I am developing a CUDA program and have faced with many problems with it. Starting from most important.
Nsight / Start CUDA debugging doesn’t work. Debugger doesn’t stop on breakpoints in CUDA kernels. I got messages in Output like
“CUDA context created : 23ecbd80090
CUDA module loaded: 23ed75fcf00 cudaDe.cu.obj
CUDA grid launch failed: CUcontext: 2468731158672 CUmodule: 2468924608256 Function: _Z15initCalculationP14TDistrictState
CUDART error: cudaLaunch returned cudaErrorLaunchFailure
CUDART error: cudaMemcpy returned cudaErrorLaunchFailure”
NVIDIA Visual Profiler fails to get advanced analysis information about my kernels. Errors are usually “unspecified”, “insufficient data” and so on http://prntscr.com/dsxn11 . The best I was able to get are some individual results when I made executable exiting after some iteration. Execution timeout in Profiler settings, pressing cancel – any of them breaks such data getting.
doesn’t help. Debug/release doesn’t make much difference.
If I start second instant of the program, host memory usage increases a lot and program starts consuming CPU. E.g. instead of 500 MB in becomes 10 GB for instance 1 and 18 GB for the instance 2 (why 18? not 8 or 16). Consuming here means about 100% of one core. One instance sometimes crashes (unspecified kernel launch error). The program itself doesn’t use much RAM nor CPU, below 1 GB at GPU and host.
After several experiments single instance started to occupy 18 GB, but I believe I saw existing instance decreasing its memory usage back after closing the second instance.
Compilation of .cu file is very slow in debug version (several minutes). It slows down after several messages like
1> ptxas info : Function properties for _ZN74_INTERNAL_52_tmpxft_00002584_00000000_7_cudaDe_compute_61_cpp1_ii_a93c74ca5isnanEf
1> 0 bytes stack frame, 0 bytes spill stores, 0 bytes spill loads
CUDA initialization in .exe is very slow (several minutes). This fixes if I include “compute_61;sm_61” in VS project’s CUDA settings.

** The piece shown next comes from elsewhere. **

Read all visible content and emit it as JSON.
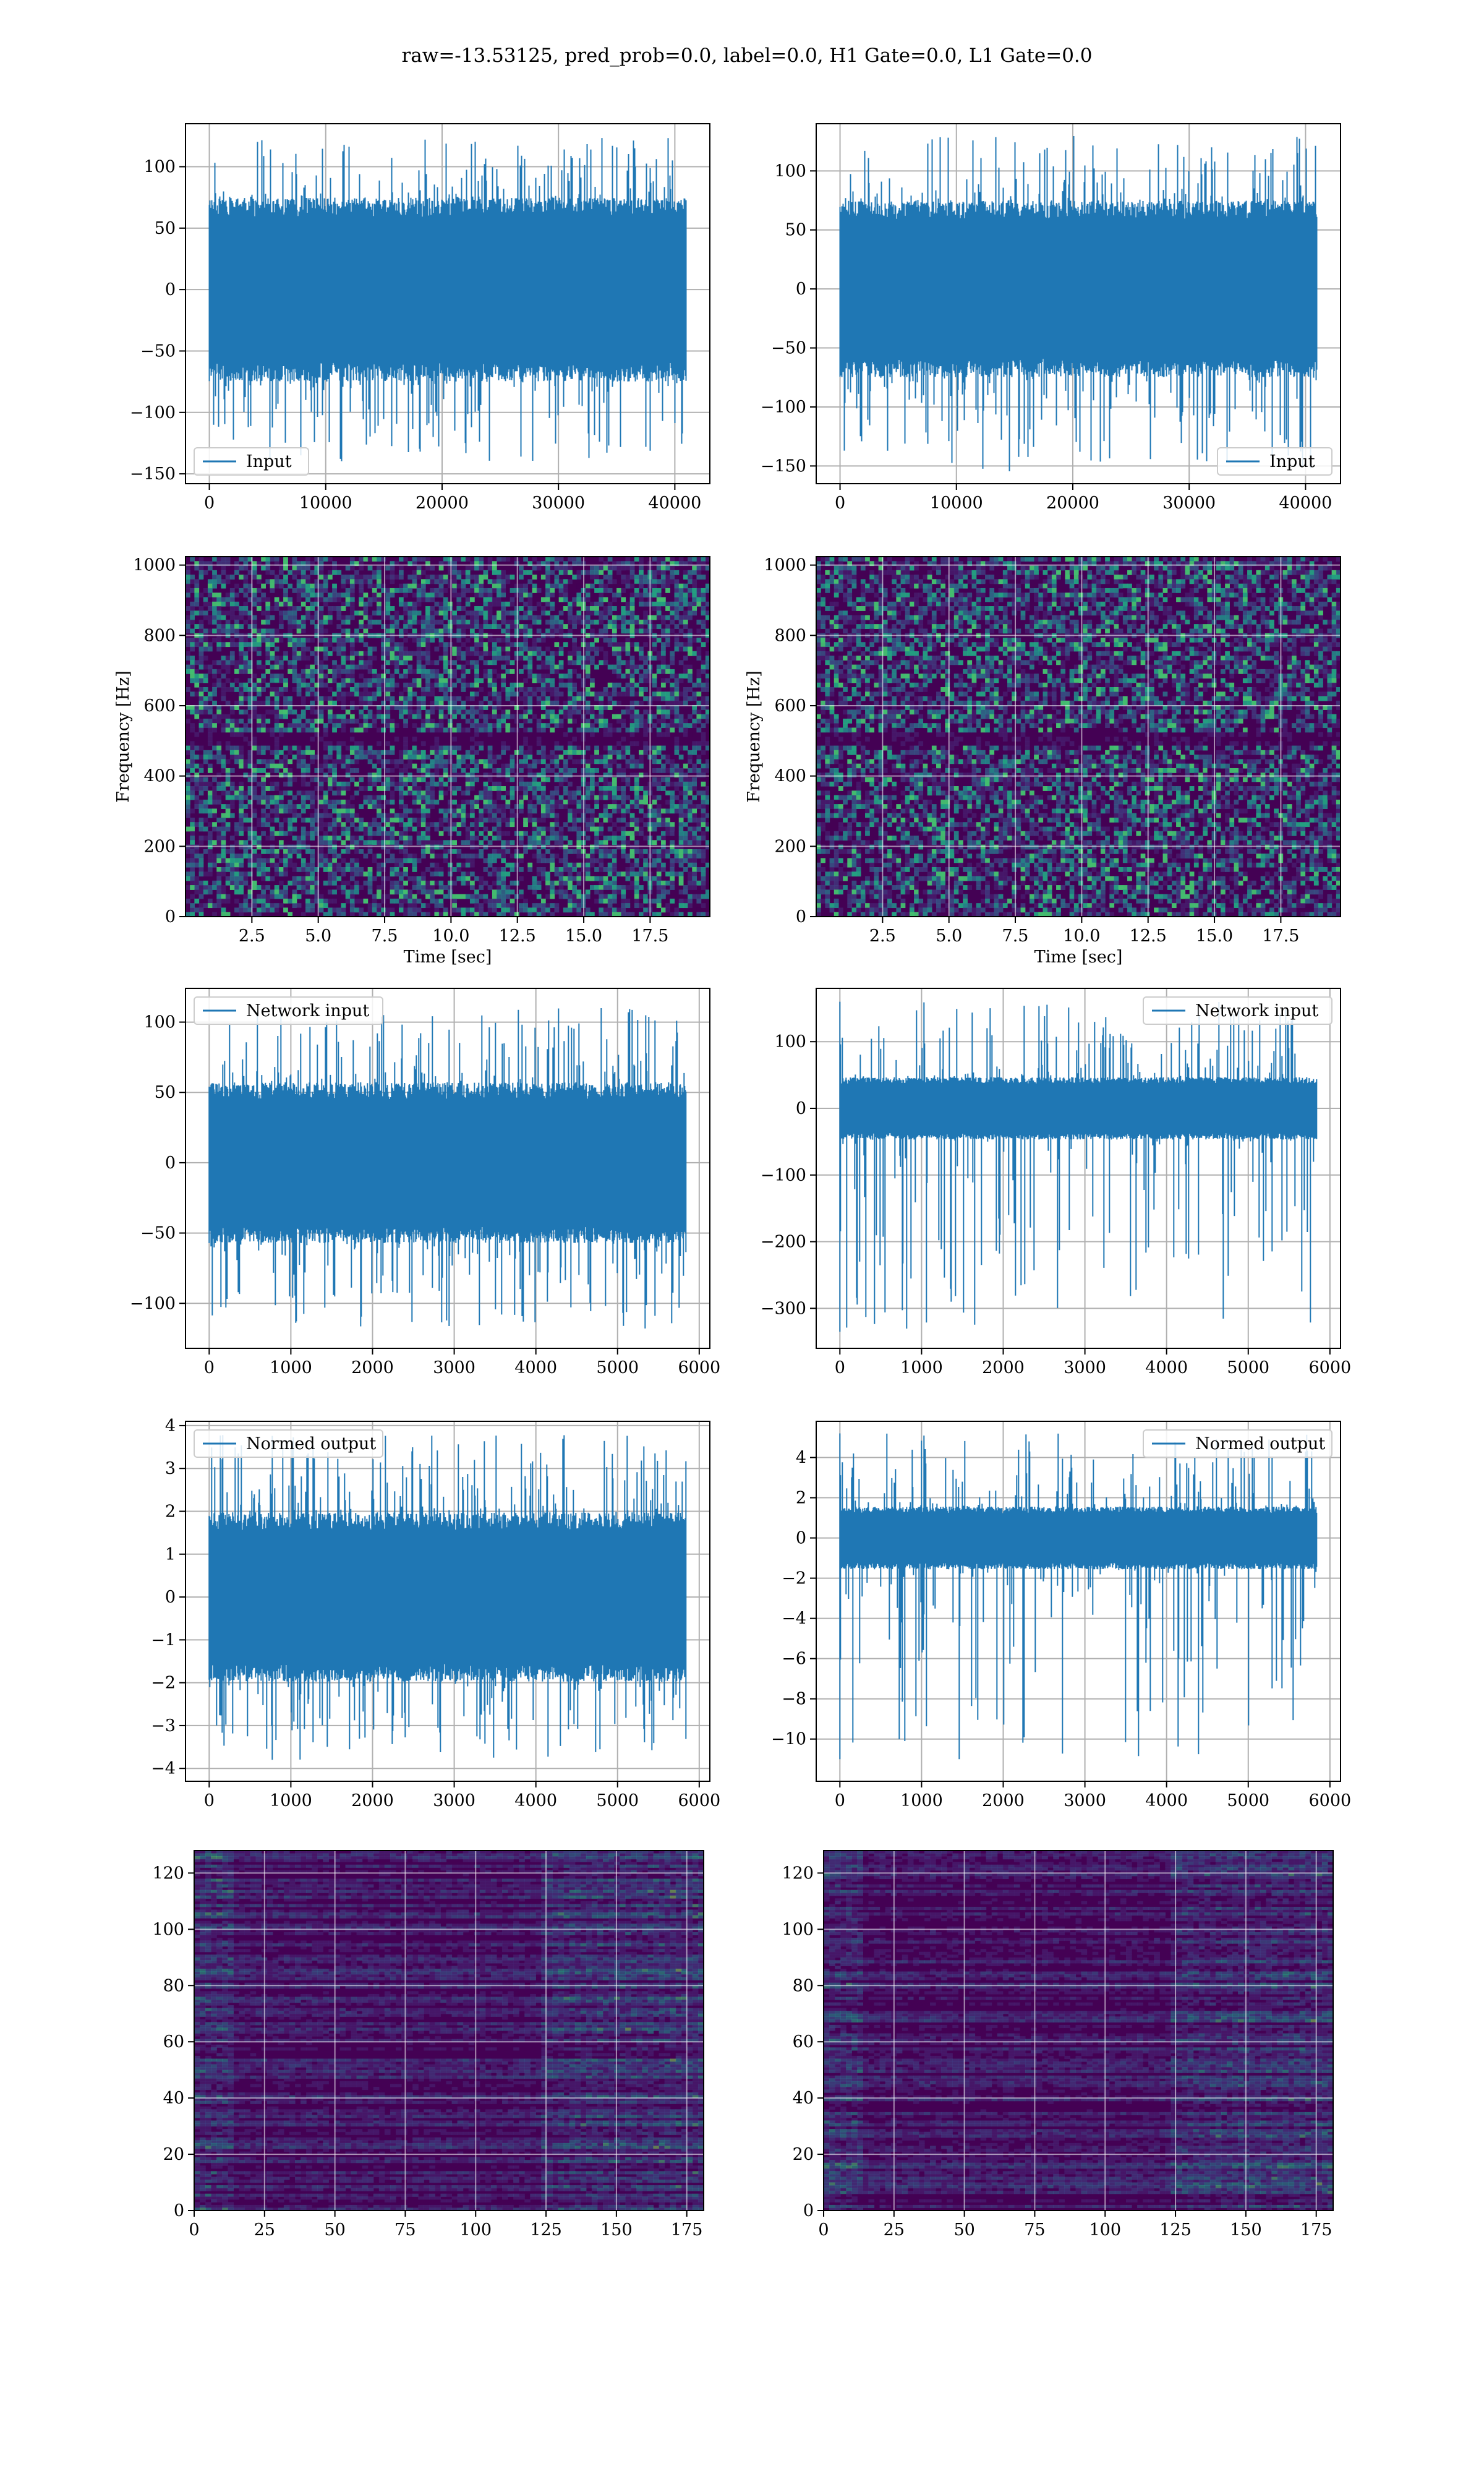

Compiler doesn’t detect change in included .h and .cu files – solution build doesn’t recompile .cu.
If I use GPU 1 for my calculations, long-executing kernels (1-2 seconds) and increase TDR timeout e.g. to 10 seconds, TeamViewer sometimes stops responding. I fixed this by switching calculations to GPU 2. All other problems reproduce on it too.
This is a genetic programming task, developed with Visual Studio 2013, I can send you debug or release exe and a small dataset to run it. I run it on a test machine through TeamViewer. 6-core intel core i7-5930K, 32 GB RAM, 2 GeForce GTX 1080 8 GB RAM cards, Windows 10 Pro 64-bit, DirectX 12, NVIDIA drivers 369.30, CUDA Toolkit 8.0.
I’m not very experienced with CUDA, maybe about 2 working months in total, but experienced in programming in whole (about 15 years). The current program version is primitive and very unoptimal, I am optimizing it now. It can also contain memory access errors. But I suppose the tools have to work with it too or at least report more specific error.